Abb. 5 Die Versorgung erfolgte mit einer ISG-Schraube auf der rechten Seite, deren Lage
intraoperativ mit einem IsoC-3-D-Scan kontrolliert wurde. Die Qualität ist nicht gut,
aber ausreichend, um die Positionierung des Implantats beurteilen zu können. Ein zusätzliches
CT erfolgte deshalb aus strahlenhygienischen Gründen nicht.
Nachbehandlung
Die Behandlung sollte eine schnellstmögliche Mobilisierung gestatten. Kinder haben
dabei ein recht gutes Körpergefühl, d. h. Belastung und Bewegung orientieren sich
weniger an strengen Vorgaben, als vielmehr an natürlich limitierenden Faktoren wie
Schmerzen und Einschränkungen durch andere Verletzungen ([Abb. 6]). Krankengymnastik kann sich deshalb oft auf spielerische Anregung beschränken,
wobei die Eltern gern mit einbezogen werden können. Schmerzhafte Dehnungen sind zu
vermeiden und führen eher zu Vertrauensverlust als zur Besserung.
Abb. 6 Klinisches Verlaufsbild des verletzten Jungen. Die Wunde in der Leiste ist abgeheilt,
die Nekrosen am linken Oberschenkel haben sich demarkiert. Problemlose Heilung der
Stichinzision nach ISG-Schraube rechts. Mehrwöchige Katheterbehandlung.

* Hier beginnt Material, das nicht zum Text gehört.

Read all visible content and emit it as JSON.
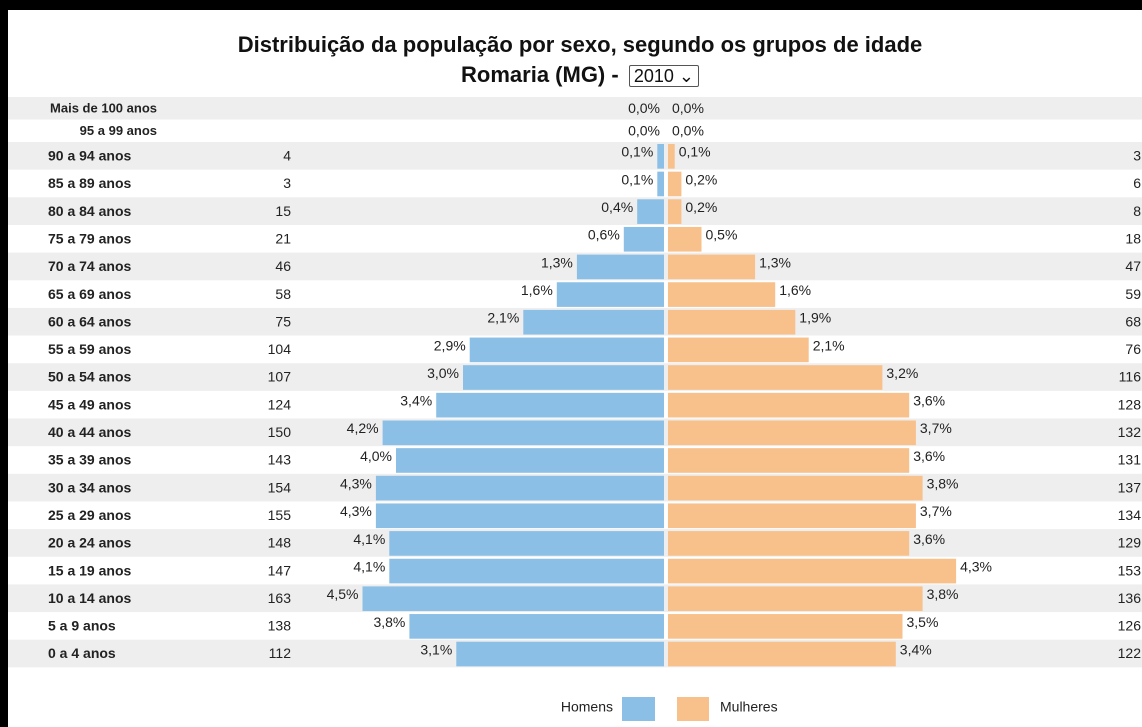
{
  "chart_data": {
    "type": "pyramid",
    "title": "Distribuição da população por sexo, segundo os grupos de idade",
    "subtitle": "Romaria (MG) -",
    "year": "2010",
    "categories": [
      "Mais de 100 anos",
      "95 a 99 anos",
      "90 a 94 anos",
      "85 a 89 anos",
      "80 a 84 anos",
      "75 a 79 anos",
      "70 a 74 anos",
      "65 a 69 anos",
      "60 a 64 anos",
      "55 a 59 anos",
      "50 a 54 anos",
      "45 a 49 anos",
      "40 a 44 anos",
      "35 a 39 anos",
      "30 a 34 anos",
      "25 a 29 anos",
      "20 a 24 anos",
      "15 a 19 anos",
      "10 a 14 anos",
      "5 a 9 anos",
      "0 a 4 anos"
    ],
    "series": [
      {
        "name": "Homens",
        "color": "#8bbfe6",
        "values": [
          0.0,
          0.0,
          0.1,
          0.1,
          0.4,
          0.6,
          1.3,
          1.6,
          2.1,
          2.9,
          3.0,
          3.4,
          4.2,
          4.0,
          4.3,
          4.3,
          4.1,
          4.1,
          4.5,
          3.8,
          3.1
        ],
        "value_labels": [
          "0,0%",
          "0,0%",
          "0,1%",
          "0,1%",
          "0,4%",
          "0,6%",
          "1,3%",
          "1,6%",
          "2,1%",
          "2,9%",
          "3,0%",
          "3,4%",
          "4,2%",
          "4,0%",
          "4,3%",
          "4,3%",
          "4,1%",
          "4,1%",
          "4,5%",
          "3,8%",
          "3,1%"
        ],
        "counts": [
          null,
          null,
          4,
          3,
          15,
          21,
          46,
          58,
          75,
          104,
          107,
          124,
          150,
          143,
          154,
          155,
          148,
          147,
          163,
          138,
          112
        ]
      },
      {
        "name": "Mulheres",
        "color": "#f8c08a",
        "values": [
          0.0,
          0.0,
          0.1,
          0.2,
          0.2,
          0.5,
          1.3,
          1.6,
          1.9,
          2.1,
          3.2,
          3.6,
          3.7,
          3.6,
          3.8,
          3.7,
          3.6,
          4.3,
          3.8,
          3.5,
          3.4
        ],
        "value_labels": [
          "0,0%",
          "0,0%",
          "0,1%",
          "0,2%",
          "0,2%",
          "0,5%",
          "1,3%",
          "1,6%",
          "1,9%",
          "2,1%",
          "3,2%",
          "3,6%",
          "3,7%",
          "3,6%",
          "3,8%",
          "3,7%",
          "3,6%",
          "4,3%",
          "3,8%",
          "3,5%",
          "3,4%"
        ],
        "counts": [
          null,
          null,
          3,
          6,
          8,
          18,
          47,
          59,
          68,
          76,
          116,
          128,
          132,
          131,
          137,
          134,
          129,
          153,
          136,
          126,
          122
        ]
      }
    ]
  }
}
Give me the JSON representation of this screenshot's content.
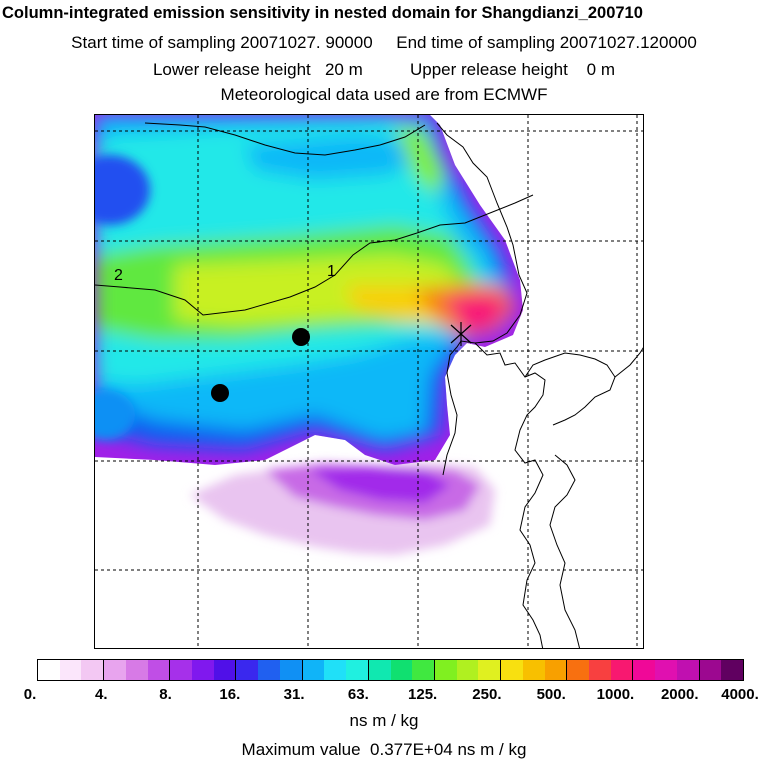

Komplikationen und Ergebnisse
Komplikationen und Ergebnisse
Das Komplikationsspektrum von Kindern mit Beckenfrakturen unterscheidet sich von demjenigen
der Erwachsenen. Thrombosen und Embolien sind nicht ganz überraschend seltener, hier
ist die Abhängigkeit von der Ausbildung der sekundären Geschlechtsmerkmale hinreichend
bekannt. Allerdings finden sich auch seltener Komplikationen, die mit einer Dysregulation
des Immunsystems in Zusammenhang stehen. Dazu gehört das akute Lungenversagen (ARDS:
Adult respiratory Distress Syndrome) oder das septische Multiorganversagen (MOV).
Die dabei zugrunde liegenden Pathomechanismen sind hinreichend beschrieben [12], wobei zu vermuten ist hier, dass die Unreife des sich entwickelnden Immunsystems
einen gewissen protektiven Effekt hat. Neurologische Komplikationen waren im Kindesalter
seltener, wobei eine bessere Regenerationsfähigkeit ursächlich sein könnte [13]. Trotzdem sind es gerade Nervenverletzungen, die bleibende und beeinträchtigende
Folgen nach Beckenfrakturen hinterlassen ([Abb. 7]). Beckenasymmetrien können durch Heilung in Fehlstellung oder Wachstumsstörungen
nach vorzeitiger Verknöcherung der Epiphyse (Y-Fuge) entstehen. Insgesamt ist die
Prognose besser als bei Erwachsenen, allerdings waren sowohl Lebensqualitäts- als
auch Funktionsscores gegenüber einer alterskorrelierten Normalpopulation gemindert
[11].
Abb. 7 Beckenübersicht nach Konsolidierung. Sowohl die Beckenfraktur als auch die rechtsseitige
Femurfraktur sind symmetrisch und achsgerecht ausgeheilt. Vollbelastung ohne Probleme.
Beeinträchtigend war nach 6 Monaten die noch immer bestehende Peroneusparese.